The Cold War's Dirty Little Secret

My uncle worked at Langley during the 70s. Over too many whiskeys one night, he muttered something I'll never forget: "Kid, when politicians say 'we don't do assassinations,' check their fingers for crossed toes."

The numbers back him up:

638 confirmed CIA assassination attempts 1959-1979 (Church Committee reports)

27 African leaders eliminated during "regime change" operations

0 successful prosecutions

Remember Patrice Lumumba? The Congo's first democratically elected leader? CIA station chief Larry Devlin personally supervised his torture before execution. The murder weapon? Hydrochloric acid injected under his skin. All because he liked the Soviets' infrastructure deals better than ours.

The New Rules of the Game

9/11 changed everything. Suddenly, everyone got sloppy.

Take Khashoggi. The Saudi journalist walked into his country's Istanbul consulate for marriage papers in 2018. What came out was 340 pounds of dismembered flesh in seven diplomatic bags. The killers brought a bone saw. They also brought an Apple Watch recording everything—because apparently even state-sponsored murderers forget to mute their devices.

Here's the kicker: MBS approved the hit via Skype. Not even secure lines anymore.
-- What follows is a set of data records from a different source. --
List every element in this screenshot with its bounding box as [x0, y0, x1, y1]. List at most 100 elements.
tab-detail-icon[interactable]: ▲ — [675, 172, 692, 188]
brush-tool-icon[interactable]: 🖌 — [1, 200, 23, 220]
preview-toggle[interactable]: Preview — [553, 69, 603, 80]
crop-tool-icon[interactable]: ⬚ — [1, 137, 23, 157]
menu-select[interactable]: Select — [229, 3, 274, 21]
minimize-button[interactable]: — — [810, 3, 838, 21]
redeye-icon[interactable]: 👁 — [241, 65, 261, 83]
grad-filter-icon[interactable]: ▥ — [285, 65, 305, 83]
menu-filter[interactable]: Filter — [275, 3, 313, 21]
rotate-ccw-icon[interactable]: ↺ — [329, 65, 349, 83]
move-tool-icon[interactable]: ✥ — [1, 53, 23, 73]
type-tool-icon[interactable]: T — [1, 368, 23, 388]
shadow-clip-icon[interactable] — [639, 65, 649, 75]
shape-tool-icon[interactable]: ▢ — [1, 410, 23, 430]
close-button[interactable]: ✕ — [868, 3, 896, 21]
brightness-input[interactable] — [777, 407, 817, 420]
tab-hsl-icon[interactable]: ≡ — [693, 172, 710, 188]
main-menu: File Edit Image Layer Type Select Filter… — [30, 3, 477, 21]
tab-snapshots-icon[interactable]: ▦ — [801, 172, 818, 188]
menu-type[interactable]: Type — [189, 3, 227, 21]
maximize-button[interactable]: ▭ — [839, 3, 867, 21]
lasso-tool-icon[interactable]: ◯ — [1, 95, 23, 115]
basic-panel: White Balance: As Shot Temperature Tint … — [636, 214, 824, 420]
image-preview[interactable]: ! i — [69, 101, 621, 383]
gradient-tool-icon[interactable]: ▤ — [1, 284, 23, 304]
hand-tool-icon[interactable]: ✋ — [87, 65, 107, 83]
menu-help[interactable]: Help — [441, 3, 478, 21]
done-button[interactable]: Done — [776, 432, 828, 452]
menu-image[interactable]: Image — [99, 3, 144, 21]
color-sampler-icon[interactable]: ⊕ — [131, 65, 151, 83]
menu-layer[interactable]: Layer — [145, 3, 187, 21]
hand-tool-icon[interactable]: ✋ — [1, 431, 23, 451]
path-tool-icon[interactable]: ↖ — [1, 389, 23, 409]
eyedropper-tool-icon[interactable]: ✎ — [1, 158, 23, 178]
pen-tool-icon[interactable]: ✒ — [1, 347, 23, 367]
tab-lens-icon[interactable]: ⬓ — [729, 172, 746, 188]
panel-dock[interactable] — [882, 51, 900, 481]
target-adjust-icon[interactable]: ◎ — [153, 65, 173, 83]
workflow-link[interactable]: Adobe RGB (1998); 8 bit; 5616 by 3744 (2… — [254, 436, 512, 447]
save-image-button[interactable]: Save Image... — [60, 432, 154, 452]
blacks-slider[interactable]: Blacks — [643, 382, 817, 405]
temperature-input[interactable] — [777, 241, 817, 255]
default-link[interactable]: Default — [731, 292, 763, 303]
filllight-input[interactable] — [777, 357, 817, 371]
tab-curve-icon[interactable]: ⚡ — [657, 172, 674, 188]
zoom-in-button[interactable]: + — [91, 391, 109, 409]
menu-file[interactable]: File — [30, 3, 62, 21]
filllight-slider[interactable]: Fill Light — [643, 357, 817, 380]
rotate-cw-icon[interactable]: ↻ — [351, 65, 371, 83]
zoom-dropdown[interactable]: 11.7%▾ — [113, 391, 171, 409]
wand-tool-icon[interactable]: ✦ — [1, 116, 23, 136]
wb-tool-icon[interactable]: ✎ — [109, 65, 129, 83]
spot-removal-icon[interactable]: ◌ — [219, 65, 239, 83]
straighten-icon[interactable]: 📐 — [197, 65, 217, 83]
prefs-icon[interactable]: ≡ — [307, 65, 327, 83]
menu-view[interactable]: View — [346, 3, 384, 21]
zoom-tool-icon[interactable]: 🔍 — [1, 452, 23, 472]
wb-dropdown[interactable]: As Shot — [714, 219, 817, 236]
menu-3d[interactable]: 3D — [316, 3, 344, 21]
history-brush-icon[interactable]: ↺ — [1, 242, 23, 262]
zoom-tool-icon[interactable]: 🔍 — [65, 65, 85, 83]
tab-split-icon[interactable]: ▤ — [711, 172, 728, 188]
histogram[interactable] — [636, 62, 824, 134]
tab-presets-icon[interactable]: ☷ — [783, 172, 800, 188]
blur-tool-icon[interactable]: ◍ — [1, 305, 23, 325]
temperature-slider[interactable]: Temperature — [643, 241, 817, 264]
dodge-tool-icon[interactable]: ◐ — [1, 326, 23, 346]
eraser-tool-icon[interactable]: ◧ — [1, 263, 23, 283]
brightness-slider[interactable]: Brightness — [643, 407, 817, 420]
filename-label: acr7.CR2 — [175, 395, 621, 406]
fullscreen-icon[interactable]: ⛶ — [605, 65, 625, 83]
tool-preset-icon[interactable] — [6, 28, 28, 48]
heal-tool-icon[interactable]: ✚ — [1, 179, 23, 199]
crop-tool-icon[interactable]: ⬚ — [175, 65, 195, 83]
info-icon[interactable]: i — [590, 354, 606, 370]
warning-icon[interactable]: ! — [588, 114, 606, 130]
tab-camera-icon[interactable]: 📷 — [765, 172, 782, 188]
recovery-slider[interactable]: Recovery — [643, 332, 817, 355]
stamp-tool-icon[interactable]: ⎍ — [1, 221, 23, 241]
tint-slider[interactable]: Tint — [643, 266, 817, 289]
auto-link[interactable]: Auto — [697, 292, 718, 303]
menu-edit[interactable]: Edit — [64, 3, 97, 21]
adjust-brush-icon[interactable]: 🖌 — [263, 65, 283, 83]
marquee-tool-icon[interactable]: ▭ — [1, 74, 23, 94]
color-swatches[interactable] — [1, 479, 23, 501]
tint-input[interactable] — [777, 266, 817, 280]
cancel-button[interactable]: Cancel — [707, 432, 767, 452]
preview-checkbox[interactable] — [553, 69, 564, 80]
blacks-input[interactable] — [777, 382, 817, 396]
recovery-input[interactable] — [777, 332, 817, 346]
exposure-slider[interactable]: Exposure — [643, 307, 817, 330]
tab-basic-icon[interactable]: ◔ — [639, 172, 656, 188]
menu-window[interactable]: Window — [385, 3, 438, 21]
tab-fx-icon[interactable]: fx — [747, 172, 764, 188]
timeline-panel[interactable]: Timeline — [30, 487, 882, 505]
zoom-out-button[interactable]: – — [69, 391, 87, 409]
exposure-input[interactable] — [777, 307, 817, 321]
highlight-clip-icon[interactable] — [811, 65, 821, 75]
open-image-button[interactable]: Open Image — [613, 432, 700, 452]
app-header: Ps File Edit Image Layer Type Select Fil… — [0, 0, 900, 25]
The Kremlin's Creative Solutions

I once had a Russian diplomat laugh in my face when I asked about Litvinenko's polonium tea. "What's more embarrassing?" he smirked. "That we killed him, or that your NHS doctors thought he had food poisoning for three days?"

Putin's playbook is brutally simple:

Poison (Novichok in Salisbury)

Defenestration (Seven "suicides" from Moscow windows in 2022 alone)

Public humiliation (Prigozhin's plane "accident" exactly two months after his mutiny)

The message isn't subtle: Cross us, and we'll kill you in ways that make headlines.

The American Hypocrisy

We tut-tut about human rights while running our own kill lists. Obama personally reviewed drone strike targets every Tuesday—nicknamed "Terror Tuesdays" by staff. One strike in Yemen took out an Al-Qaeda recruiter... and 12 members of a wedding party.

The Pentagon's term for dead civilians? "Enemies killed in action."

How to Spot the Next Hit

Watch for these red flags:

Convenient plane crashes (Mozambique's president 2020, Poland's 2010)

Heart attacks in healthy 40-year-olds (14 Russian oligarchs since 2022)

Journalists falling from balconies (Turkey, 5 cases since 2016)

Why This Won't Stop

Because it works.

A Cambridge study found successful assassinations:

Increase regime survival odds by 38%

Reduce protest movements by 53%

Have only 12% chance of blowback

When the math looks that good, morals rarely stand a chance.

The One Rule That Matters

After tracking these cases for 15 years, here's the only consistent pattern: The louder a government denounces assassinations, the more death warrants they're signing in secret.

That street corner in Sarajevo? They've put up a small plaque now. Tourists take selfies where World War I started. Nobody reads the inscription about how "great powers manipulate small players."

Some lessons, it seems, are too dangerous to remember.